To be ready for an attack before it happens, to detect and stop it while it’s happening, or to recover from it after it happens takes planning. To help, Logicalis’ security experts have compiled a list of the top five ways to respond to the ransomware threat.
1. Create a modern defense
Traditional signature-based anti-virus solutions are good to have, but they aren’t up to the job of thwarting a sophisticated ransomware attack. Neither is your traditional stateful firewall. As a result, it is critically important to plan for the possibility of an attack by developing comprehensive visibility and access to extensive details on how the malware entered the organization’s environment in the first place.
IT pros who are serious about heading ransomware off at the pass should focus intently on modern next-generation anti-malware and firewall solutions that can stop an attack before it starts.
2. Take an architectural approach
In some limited situations, point solutions can be effective, but not with ransomware. The most effective way to address the ransomware threat and other pervasive cyberattacks is to take a holistic architectural approach to security that encompasses the entire network including its systems and endpoints as well as the organization’s cloud and mobile strategies.
Because so many of today’s threats are automated, solutions that rely on human intervention to detect and respond are neither affordable nor effective, making automation and orchestration key principals in a solid security architecture design.
3. Prevent the spread of malware
If an attacker’s malware does enter the network, it has the ability to spread like a fast-moving cold among passengers on an airplane. The key at this stage is to compartmentalize data using network micro-segmentation strategies that make it more difficult for malware to spread laterally within the environment.
4. Plan your recovery
The unfortunate truth is, despite the security industry’s best efforts, no organization is entirely immune to attack. Therefore, it’s critical to examine how the organization will recover if it is breached. First, be sure you’re backing up.
Second, test, test and re-test the backup and restore process; a backup is only valuable if the data can actually be restored when it’s needed. It’s also important to ensure that the restore can be done at the system level since file-based recovery may not be enough.
Consider, too, how much redundancy is required; if the organization is hit, do you have an uncorrupted source from which you can immediately recover? And be sure to weigh the costs of various solutions against the cost of potential loss or downtime – not all data is equally valuable, which means not all data needs the same level of protection.

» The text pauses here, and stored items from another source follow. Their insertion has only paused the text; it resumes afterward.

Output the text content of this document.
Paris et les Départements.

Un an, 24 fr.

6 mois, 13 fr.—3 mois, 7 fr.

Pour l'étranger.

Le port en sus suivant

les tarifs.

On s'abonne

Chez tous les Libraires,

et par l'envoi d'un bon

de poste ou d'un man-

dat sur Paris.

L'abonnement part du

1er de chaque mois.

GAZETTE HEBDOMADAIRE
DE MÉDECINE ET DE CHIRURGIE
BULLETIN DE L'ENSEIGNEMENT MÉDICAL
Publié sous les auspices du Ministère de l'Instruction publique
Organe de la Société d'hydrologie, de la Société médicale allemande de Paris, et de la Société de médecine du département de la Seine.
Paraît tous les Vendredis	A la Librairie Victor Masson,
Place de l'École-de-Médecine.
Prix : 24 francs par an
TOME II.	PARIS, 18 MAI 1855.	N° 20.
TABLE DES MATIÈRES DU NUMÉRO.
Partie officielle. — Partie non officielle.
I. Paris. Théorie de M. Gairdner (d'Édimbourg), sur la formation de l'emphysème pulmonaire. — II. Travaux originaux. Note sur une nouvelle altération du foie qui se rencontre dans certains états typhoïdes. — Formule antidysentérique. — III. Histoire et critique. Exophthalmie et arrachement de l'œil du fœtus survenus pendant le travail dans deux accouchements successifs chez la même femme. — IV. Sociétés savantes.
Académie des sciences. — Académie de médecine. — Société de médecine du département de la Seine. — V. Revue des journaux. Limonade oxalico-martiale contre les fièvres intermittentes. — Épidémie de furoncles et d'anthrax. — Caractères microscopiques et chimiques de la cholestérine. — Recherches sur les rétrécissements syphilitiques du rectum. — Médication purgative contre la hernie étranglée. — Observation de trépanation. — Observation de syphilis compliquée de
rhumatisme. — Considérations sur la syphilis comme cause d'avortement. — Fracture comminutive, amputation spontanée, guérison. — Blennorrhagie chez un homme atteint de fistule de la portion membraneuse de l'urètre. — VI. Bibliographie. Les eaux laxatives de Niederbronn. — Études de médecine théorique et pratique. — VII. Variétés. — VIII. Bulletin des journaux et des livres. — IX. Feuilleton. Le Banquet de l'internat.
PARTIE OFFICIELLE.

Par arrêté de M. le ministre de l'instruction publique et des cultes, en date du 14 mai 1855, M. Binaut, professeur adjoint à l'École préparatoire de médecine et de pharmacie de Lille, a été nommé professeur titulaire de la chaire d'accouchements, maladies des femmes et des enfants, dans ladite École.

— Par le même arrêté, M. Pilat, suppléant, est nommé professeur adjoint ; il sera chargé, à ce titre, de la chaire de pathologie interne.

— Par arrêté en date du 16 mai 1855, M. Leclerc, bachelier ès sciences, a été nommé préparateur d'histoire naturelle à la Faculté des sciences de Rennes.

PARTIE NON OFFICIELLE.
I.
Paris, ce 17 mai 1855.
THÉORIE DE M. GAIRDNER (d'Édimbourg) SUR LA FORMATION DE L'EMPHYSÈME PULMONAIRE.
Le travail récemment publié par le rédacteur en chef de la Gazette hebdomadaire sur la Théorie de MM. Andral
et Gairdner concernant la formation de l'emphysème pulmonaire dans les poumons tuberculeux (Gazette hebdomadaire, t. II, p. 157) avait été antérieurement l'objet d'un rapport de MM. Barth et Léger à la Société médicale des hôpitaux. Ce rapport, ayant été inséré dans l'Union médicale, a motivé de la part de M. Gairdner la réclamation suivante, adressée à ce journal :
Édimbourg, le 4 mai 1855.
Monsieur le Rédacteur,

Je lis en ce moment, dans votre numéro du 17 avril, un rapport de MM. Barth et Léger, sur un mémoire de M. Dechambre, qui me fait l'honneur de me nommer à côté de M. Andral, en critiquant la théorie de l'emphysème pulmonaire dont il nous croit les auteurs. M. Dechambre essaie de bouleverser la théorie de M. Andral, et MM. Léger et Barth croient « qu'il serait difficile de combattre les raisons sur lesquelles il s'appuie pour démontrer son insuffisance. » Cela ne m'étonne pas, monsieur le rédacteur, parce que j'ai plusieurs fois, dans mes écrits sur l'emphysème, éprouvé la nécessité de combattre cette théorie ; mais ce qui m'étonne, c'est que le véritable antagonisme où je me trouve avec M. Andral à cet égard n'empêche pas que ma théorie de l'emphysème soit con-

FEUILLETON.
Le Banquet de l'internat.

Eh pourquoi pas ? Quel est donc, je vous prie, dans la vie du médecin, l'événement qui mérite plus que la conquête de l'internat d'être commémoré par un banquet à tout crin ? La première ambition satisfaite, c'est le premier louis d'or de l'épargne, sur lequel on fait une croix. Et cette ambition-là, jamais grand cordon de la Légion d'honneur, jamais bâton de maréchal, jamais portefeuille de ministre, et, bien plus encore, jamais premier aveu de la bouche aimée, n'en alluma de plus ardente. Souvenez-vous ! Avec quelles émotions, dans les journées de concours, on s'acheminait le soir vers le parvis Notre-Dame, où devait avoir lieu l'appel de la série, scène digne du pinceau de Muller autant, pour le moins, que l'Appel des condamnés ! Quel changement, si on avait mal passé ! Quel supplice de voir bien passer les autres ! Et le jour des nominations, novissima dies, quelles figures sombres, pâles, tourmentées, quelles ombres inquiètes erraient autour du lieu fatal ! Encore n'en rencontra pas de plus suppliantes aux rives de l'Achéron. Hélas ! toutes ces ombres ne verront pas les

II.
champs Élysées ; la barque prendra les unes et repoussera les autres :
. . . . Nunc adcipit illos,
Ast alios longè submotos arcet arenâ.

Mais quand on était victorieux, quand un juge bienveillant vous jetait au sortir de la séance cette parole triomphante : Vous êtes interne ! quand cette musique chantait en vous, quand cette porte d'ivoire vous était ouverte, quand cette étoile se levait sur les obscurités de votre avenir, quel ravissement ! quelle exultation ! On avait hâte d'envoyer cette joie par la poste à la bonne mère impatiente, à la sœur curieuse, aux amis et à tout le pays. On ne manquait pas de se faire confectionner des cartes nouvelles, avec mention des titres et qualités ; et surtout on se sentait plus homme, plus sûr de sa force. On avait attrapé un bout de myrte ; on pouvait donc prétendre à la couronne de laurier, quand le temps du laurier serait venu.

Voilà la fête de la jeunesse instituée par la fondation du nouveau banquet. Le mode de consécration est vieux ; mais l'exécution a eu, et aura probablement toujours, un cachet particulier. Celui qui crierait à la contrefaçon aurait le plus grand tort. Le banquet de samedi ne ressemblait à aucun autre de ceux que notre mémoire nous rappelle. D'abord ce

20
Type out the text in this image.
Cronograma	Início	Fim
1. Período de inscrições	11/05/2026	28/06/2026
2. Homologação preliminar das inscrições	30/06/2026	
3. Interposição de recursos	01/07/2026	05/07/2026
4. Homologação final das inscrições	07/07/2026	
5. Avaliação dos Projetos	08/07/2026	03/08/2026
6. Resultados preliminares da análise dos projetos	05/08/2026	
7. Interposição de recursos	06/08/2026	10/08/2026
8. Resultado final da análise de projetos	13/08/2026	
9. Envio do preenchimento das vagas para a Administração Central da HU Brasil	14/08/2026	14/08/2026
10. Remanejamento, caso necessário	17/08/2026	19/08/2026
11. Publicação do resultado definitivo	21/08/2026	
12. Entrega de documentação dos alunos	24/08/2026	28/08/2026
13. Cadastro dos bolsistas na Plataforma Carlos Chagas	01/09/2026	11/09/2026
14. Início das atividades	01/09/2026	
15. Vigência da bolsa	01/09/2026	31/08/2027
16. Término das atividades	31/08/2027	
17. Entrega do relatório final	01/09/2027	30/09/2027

5. Create a pay or no-pay policy
Finally, the big question: To pay or not to pay? No vertical market is having a tougher time facing this question than healthcare is today; whether it’s critical patient-care data that hackers hold hostage or the threat of hefty regulatory fines imposed when protected patient health information (PHI) is breached, healthcare organizations have become prime targets for ransomware attacks.
Before any organization – healthcare or otherwise – pays a ransom, however, Temske suggests examining how much damage will be done if you don’t pay. Do you have an uncompromised data backup from which you can restore? What is the cost to restore vs. pay – both monetarily and in terms of the business’ ability to function in the meantime? Ultimately, the decision comes down to how business-critical the compromised data is to the organization. If you do decide to pay, Temske has one word of advice: “Negotiate. In most cases, you can talk the price down, so it may make sense to consider not paying the first amount offered.”